[Physics] How do we know the LHC results are robust

Question

Nature article on reproducibility in science.

According to that article, a (surprisingly) large number of experiments aren't reproducible, or at least there have been failed attempted reproductions. In one of the figures, it's said that 70% of scientists in physics & engineering have failed to reproduce someone else's results, and 50% have failed to reproduce their own.

Clearly, if something cannot be reproduced, its veracity is called into question. Also clearly, because there's only one particle accelerator with the power of the LHC in the world, we aren't able to independently reproduce LHC results. In fact, because 50% of physics & engineering experiments aren't reproducible by the original scientists, one might expect there's a 50% chance that if the people who originally built the LHC built another LHC, they will not reach the same results. How, then, do we know that the LHC results (such as the discovery of the Higgs boson) are robust? Or do we not know the LHC results are robust, and are effectively proceeding on faith that they are?

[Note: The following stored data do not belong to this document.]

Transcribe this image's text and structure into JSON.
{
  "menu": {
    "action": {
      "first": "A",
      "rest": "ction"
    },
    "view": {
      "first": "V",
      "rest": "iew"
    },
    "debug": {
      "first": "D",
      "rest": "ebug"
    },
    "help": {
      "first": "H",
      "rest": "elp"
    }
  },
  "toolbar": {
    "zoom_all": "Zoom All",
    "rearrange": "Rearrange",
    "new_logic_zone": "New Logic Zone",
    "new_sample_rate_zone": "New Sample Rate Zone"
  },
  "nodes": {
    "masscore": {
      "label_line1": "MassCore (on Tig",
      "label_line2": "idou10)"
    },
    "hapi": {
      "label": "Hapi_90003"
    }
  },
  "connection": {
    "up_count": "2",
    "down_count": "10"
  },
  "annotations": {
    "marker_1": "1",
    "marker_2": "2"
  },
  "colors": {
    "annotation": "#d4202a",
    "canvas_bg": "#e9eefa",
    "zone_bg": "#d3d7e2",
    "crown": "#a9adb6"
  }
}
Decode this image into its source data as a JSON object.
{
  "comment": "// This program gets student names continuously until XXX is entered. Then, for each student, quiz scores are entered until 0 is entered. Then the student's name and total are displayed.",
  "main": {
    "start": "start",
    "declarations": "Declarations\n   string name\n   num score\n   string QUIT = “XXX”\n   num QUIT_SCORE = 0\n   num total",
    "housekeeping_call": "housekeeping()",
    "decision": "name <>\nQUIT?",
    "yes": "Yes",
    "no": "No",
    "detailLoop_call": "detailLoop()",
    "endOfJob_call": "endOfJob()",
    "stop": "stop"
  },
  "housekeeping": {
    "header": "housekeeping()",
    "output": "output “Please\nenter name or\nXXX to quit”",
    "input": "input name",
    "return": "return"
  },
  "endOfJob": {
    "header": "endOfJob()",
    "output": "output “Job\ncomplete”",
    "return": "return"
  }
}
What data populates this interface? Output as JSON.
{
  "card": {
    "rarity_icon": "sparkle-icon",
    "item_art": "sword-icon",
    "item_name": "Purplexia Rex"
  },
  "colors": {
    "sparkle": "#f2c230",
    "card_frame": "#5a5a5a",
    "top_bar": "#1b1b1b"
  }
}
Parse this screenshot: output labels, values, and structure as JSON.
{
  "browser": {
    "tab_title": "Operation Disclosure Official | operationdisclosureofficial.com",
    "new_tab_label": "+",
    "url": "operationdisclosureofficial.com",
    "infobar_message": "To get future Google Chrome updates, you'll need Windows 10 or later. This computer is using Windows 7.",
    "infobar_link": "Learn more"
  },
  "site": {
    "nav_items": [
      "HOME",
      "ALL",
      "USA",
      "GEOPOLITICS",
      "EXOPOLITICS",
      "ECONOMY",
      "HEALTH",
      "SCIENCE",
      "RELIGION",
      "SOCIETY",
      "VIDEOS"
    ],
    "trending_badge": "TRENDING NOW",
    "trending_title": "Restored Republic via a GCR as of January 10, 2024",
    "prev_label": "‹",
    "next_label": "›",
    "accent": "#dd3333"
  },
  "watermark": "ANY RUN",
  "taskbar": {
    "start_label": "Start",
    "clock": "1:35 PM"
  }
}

EDIT: As pointed out by Chris Hayes in the comments, I misinterpreted the Nature article. It says that 50% of physical scientists have failed to reproduce their own results, which is not the same statement as 50% of physics experiments aren't reproducible. This significantly eases the concern I had when I wrote the question. I'm leaving the question here however, because the core idea – how can we know the LHC's results are robust when we only have one LHC? – remains the same, and because innisfree wrote an excellent answer.

Answer 1

That's a really great question. The 'replication crisis' is that many effects in social sciences (and, although to a lesser extent, other scientific fields) couldn't be reproduced. There are many factors leading to this phenomenon, including

• Weak standards of evidence, e.g., $2\sigma$ evidence required to demonstrate an effect
• Researchers (subconsciously or otherwise) conducting bad scientific practice by selectively reporting and publishing significant results. E.g. considering many different effects until they find a significant effect or collecting data until they find a significant effect.
• Poor training in statistical methods.

I'm not entirely sure about the exact efforts that the LHC experiments are making to ensure that they don't suffer the same problems. But let me say some things that should at least put your mind at ease:

• Particle physics typically requires a high-standard of evidence for discoveries ($5\sigma$). To put that into perspective, the corresponding type-1 error rates are $0.05$ for $2\sigma$ and about $3\times10^{-7}$ for $5\sigma$
• The results from the LHC are already replicated!
  • There are several detectors placed around the LHC ring. Two of them, called ATLAS and CMS, are general purpose detectors for Standard Model and Beyond the Standard Model physics. Both of them found compelling evidence for the Higgs boson. They are in principle completely independent (though in practice staff switch experiments, experimentalists from each experiment presumably talk and socialize with each other etc, so possibly a very small dependence in analysis choices etc).
  • The Tevatron, a similar collider experiment in the USA operating at lower-energies, found direct evidence for the Higgs boson.
  • The Higgs boson was observed in several datasets collected at the LHC
• The LHC (typically) publishes findings regardless of their statistical significance, i.e., significant results are not selectively reported.
• The LHC teams are guided by statistical committees, hopefully ensuring good practice
• The LHC is in principle committed to open data, which means a lot of the data should at some point become public. This is one recommendation for helping the crisis in social sciences.
• Typical training for experimentalists at the LHC includes basic statistics (although in my experience LHC experimentalits are still subject to the same traps and misinterpretations as everyone else).
• All members (thousands) of the experimental teams are authors on the papers. The incentive for bad practices such as $p$-hacking is presumably slightly lowered, as you cannot 'discover' a new effect and publish it only under your own name, and have improved job/grant prospects. This incentive might be a factor in the replication crisis in social sciences.
• All papers are subject to internal review (which I understand to be quite rigorous) as well as external review by a journal
• LHC analyses are often (I'm not sure who plans or decides this) blinded. This means that the experimentalists cannot tweak the analyses depending on the result. They are 'blind' to the result, make their choices, then unblind it only at the end. This should help prevent $p$-hacking
• LHC analysis typically (though not always) report a global $p$-value, which has beeen corrected for multiple comparisons (the look-elsewhere effect).
• The Higgs boson (or similar new physics) was theoretically required due to a 'no-lose' theorem about the breakdown of models without a Higgs at LHC energies, so we can be even more confident that it is a genuine effect. The other new effects that are being searched for at the LHC, however, arguably aren't as well motivated, so this doesn't apply to them. E.g., there was no a priori motivation for a 750 GeV resonanace that was hinted at in data but ultimately disappeared.

If anything, there is a suspicion that the practices at the LHC might even result in the opposite of the 'replication crisis;' analyses that find effects that are somewhat significant might be examined and tweaked until they decrease. In this paper it was argued this was the case for SUSY searches in run-1.